By Felix Ofou
On July 11, 2024, the Supreme Court delivered a landmark judgment ostensibly granting what was described as full autonomy to the 774 Local Governments in Nigeria. The apex court also directed that the Federal Government should not release funds to councils without democratic structures, meaning that the chairman and councillors in each LGA must be duly elected to be eligible to access funds from what is known as allocations to the Federation.
The 1999 constitution, which provides for the allocation of revenue accrued to the federal purse, states that funds are to be shared among the federal, states and local governments. But problems arising from the administration of local governments has led to many questioning the propriety of retaining them as the so called third tier of government.
In particular, many have wondered why the federal government which took the 36 states in the country to court has not been able to scrap the joint account been maintained by them for the sharing of monthly allocation from the Federation account. Why is the federal government still sending money to the LGAs through the states?
Most people agree that the joint account between states and local governments has not produced the desired results of bringing government closer to the people. Instead it has resulted in diversion of funds, gross misappropriation of fund, lack of accountability imposition of undesirable projects, neglect and decay of infrastructure and total absence of autonomy.
Except in a few states where the Governors are mindful and have respect for due process, some governors have turned the local governments into a cesspool of corruption, with their minions in charge of the treasury ensuring that the loot is made available at the pleasure of the master.
But, it is saddening that nothing has really changed since the Supreme Court verdict. The Federal government keeps sending money to the local governments through the states, while joint account in the states remain unchanged. Intermittently, there are also reports of the States House of Assembly seeking to assert their constitutional oversight of the councils.
The recent drama which played out in Rivers State further brings to question the concept of local government autonomy. First, was the absurdity of President Bola Ahmed Tinubu appointing chairman and members of the Rivers State Independent Electoral Commission (RSIEC) and conduct of the Local Government election by an appointed sole administrator. How can the local governments be said to be free when the states and federal government can so rapaciously violate the laws which set them up in the first place?

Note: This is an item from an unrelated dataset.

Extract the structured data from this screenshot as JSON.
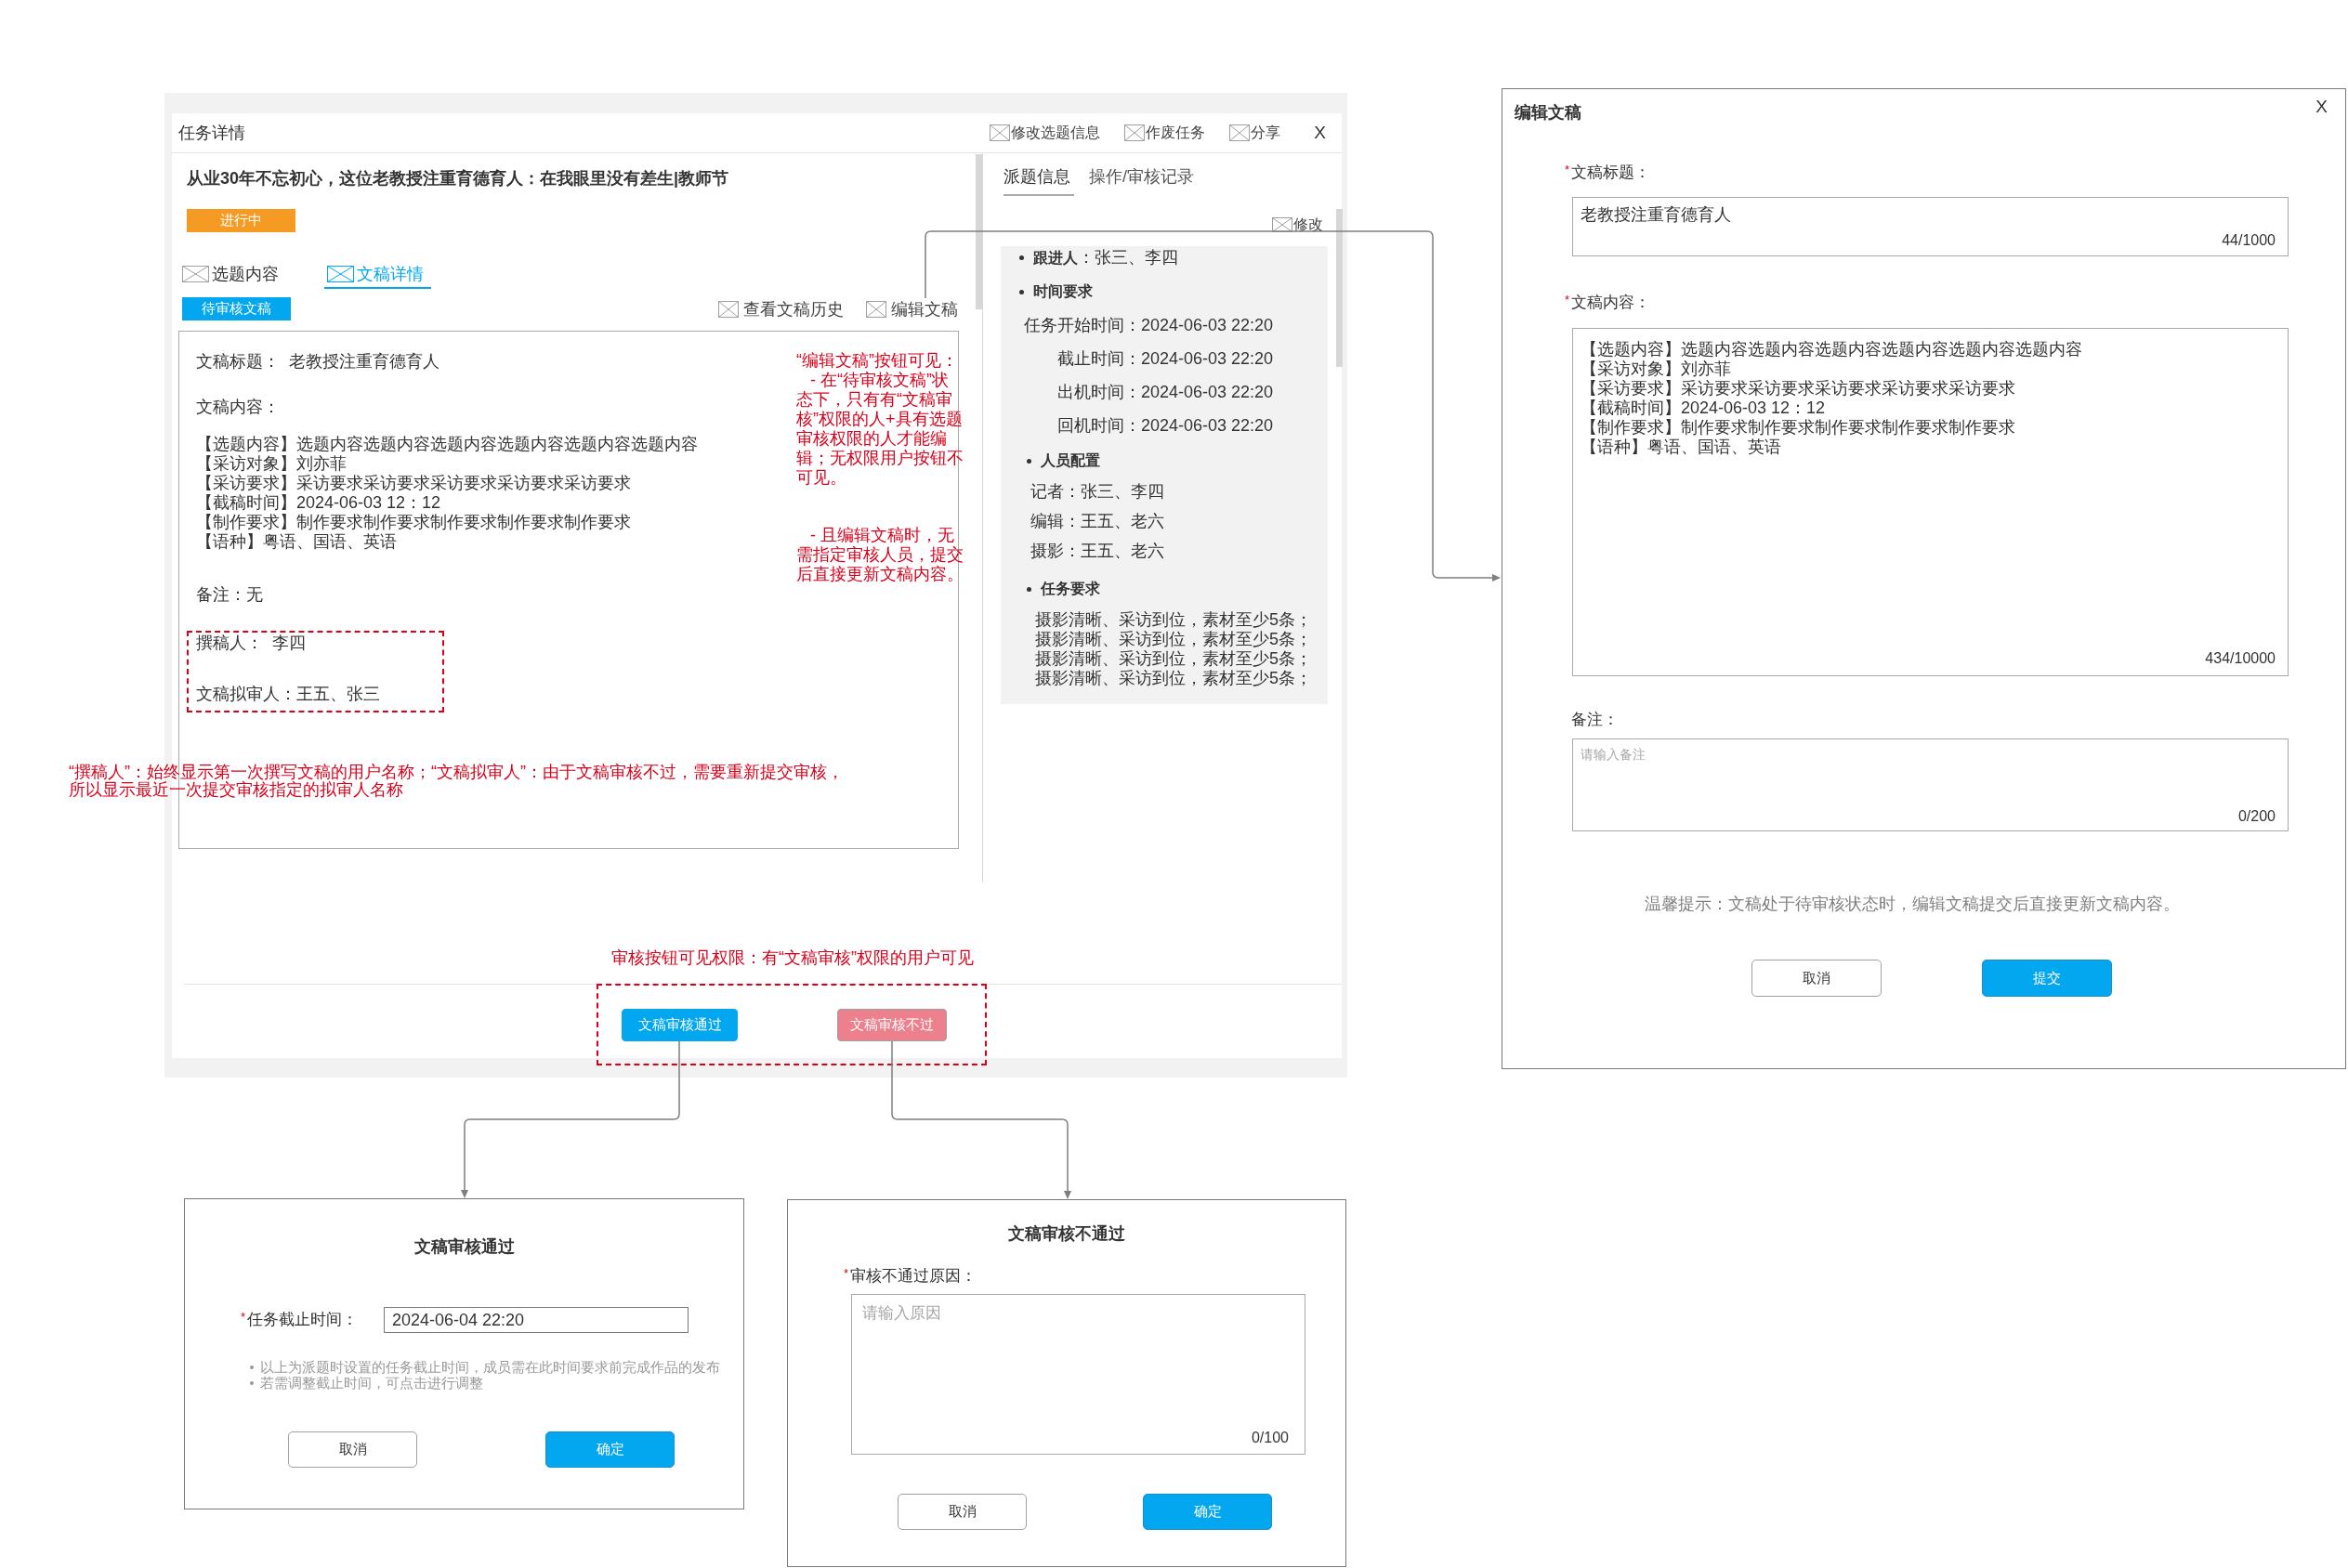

Truth is, we have not come to the reality that local governments in Nigeria exist at the whims and caprices of the Governors and the President. They are mere appendages to be used for state capture and looting of the treasury. Only very few states are spared this convoluted reality.
I am yet to see the reason for including the 774 local governments, which were arbitrarily created by the military, in our constitution. Because that has effectively reduced them to mere vehicles for sharing money, instead of being centres for progress and development. Indeed, most of the local governments were created to satisfy parochial interests and not necessarily because they were needed.
And there is no hope that the constitutional blockades in the constitution will be removed anytime soon. Why should anyone be talking of autonomy when the Constitution expressly provides that money can only get to the councils through the states joint allocation committee? How can we talk about autonomy when the Houses of Assembly have overriding powers to dissolve the leadership of a council?
The Supreme Court ruled that money meant for the local governments in Rivers State should not be released until there was a democratic structure in place in that tier of government. But that order was ignored and the money was released by the federal government as soon as a sole administrator was appointed for the state. What a way to trample on the ruling of the highest court in the country.
Tinubu, as Governor of Lagos State, showed us how the LGAs ought to be working when he created 57 LCD as (Local Community Development and Authority) from the existing 20 LGAs in the constitution. He ran the LCDAs as developments centres and for the distribution of the dividendss of democracy.
This, for me is how it should be. Local governments should be centres for administrative purposes. We should stop pretending that they are independent. And I don’t see this changing anytime soon. This is because the Governors are not likely to release their stranglehold on the LGAs.
We often make the mistake of claiming that the local governments are part of the federating units in Nigeria. Nothing can be further from the truth. Our federalism is mainly based on a two tier system, namely, the federal and the regions, in the First Republic and later the states, by the military.
It was General Olusegun Obasanjo, as Military Head of State, who created the present local government system and arbitrarily foisted it on the polity as a third tier of government. His plan has never worked . It’s not likely to work either. At best, the councils may function as they do now as vehicles for sharing of money only.
My candid advice is that we should be bold enough to take them out of the Constitution. After all, Lagos, Yobe and some other states have embraced the LCDA structure. It should be such that every governor elected into office would determine what structure best fits their plan, just as they are at liberty to create or scrap any ministry.
Unless we are willing to reform the system and remove all constitutional blockades, we may as well forget the idea of local government autonomy. It’s either that or we continue to gropebin the dark since the beginning of the present democratic experience in 1999.